With respect to matters which are incidental to the question of preference, under the Bankruptcy Law (11USCA), it is sufficient to say that these incidental matters have become immaterial for the following reasons: Even if the deed of trust of January 4, 1925, were executed within four months next prior to the filing of the petition in bankruptcy, the same would not, in any event, be of a preferential character, within the contemplation of the Bankruptcy Law, unless the fact were established that Brooks, at the time same was executed, was insolvent as defined in the Bankruptcy Law. The testimony raised a fact issue in this last-named respect, and no special issue calling for a jury finding as to the insolvency of Brooks, at any time except on January 4, 1925, was either submitted or requested. The issue of the insolvency' of Brooks, upon which depended the alleged preferential character of the deed of trust, was therefore waived, and such waiver rendered immaterial the other matters pertaining to that alleged ground for cancellation.

Regarding the issue of estoppel pleaded by the trustee, the jury disposed of that issue when it found, in effect, that the grounds relied on as creating the estoppel did not exist.

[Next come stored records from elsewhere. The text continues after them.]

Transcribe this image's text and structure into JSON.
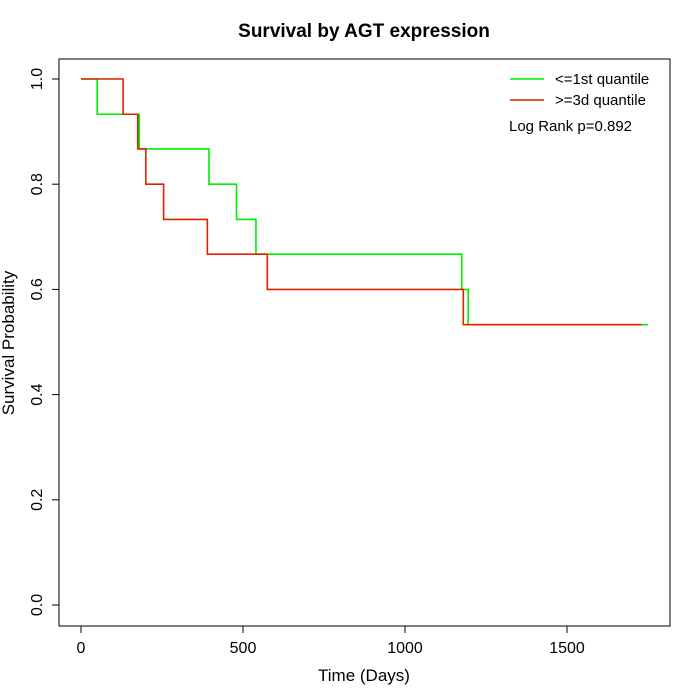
{
  "chart_data": {
    "type": "line",
    "title": "Survival by AGT expression",
    "xlabel": "Time (Days)",
    "ylabel": "Survival Probability",
    "xlim": [
      0,
      1750
    ],
    "ylim": [
      0,
      1
    ],
    "x_ticks": [
      0,
      500,
      1000,
      1500
    ],
    "y_ticks": [
      0.0,
      0.2,
      0.4,
      0.6,
      0.8,
      1.0
    ],
    "x_tick_labels": [
      "0",
      "500",
      "1000",
      "1500"
    ],
    "y_tick_labels": [
      "0.0",
      "0.2",
      "0.4",
      "0.6",
      "0.8",
      "1.0"
    ],
    "grid": false,
    "legend_position": "top-right",
    "annotation": "Log Rank p=0.892",
    "series": [
      {
        "name": "<=1st quantile",
        "color": "#00ee00",
        "step": true,
        "x": [
          0,
          50,
          180,
          395,
          480,
          540,
          1175,
          1195,
          1750
        ],
        "y": [
          1.0,
          0.933,
          0.867,
          0.8,
          0.733,
          0.667,
          0.6,
          0.533,
          0.533
        ]
      },
      {
        "name": ">=3d quantile",
        "color": "#dd2200",
        "step": true,
        "x": [
          0,
          130,
          175,
          200,
          255,
          390,
          575,
          1180,
          1730
        ],
        "y": [
          1.0,
          0.933,
          0.867,
          0.8,
          0.733,
          0.667,
          0.6,
          0.533,
          0.533
        ]
      }
    ]
  }
}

It is thus seen that what remains to he said has reference to matters pertaining to the ground for cancellation, alleged by the trustee, which involves the alleged use of the various sums of money in question, in illegal speculations. In this respect the testimony shows, without dispute, that most of the various sums of money were loaned to Brooks for the purpose of being used by him in transactions with brokers, involving purported purchases of stocks and bonds, and of cotton, grain, and the like. As to whether said purported purchases were actual purchases or were mere speculations in “futures,” a fact issue arose from the testimony in the case. No special issue calling directly for a jury finding on the fact issue thus raised was submitted to the jury, and none was requested. As to at least one of the notes in question, the testimony does not conclusively show that the money, for which said note was given, was used by Brooks in the alleged spec-[52]*52illative transactions mentioned, or that same was loaned to him for that purpose. In fact, the testimony tends strongly to show that the money for which this note was given was loaned to Brooks for an unquestionably legitimate purpose, and was applied by him to that-purpose. At any rate, no special issue respecting the use of the money, for which this note was given, was submitted to the jury, and none was requested. These observations disclose the situation with respect to the questions relating to illegality of the various loans, which will now be discussed.

With regard to the instruction given the jury by the trial court, in connection with special issues' 5 and 6, as above set out, the trustee made the following objection: “Said charge errs in only requiring an answer to Issue No. 6 only in the event the jury answers No.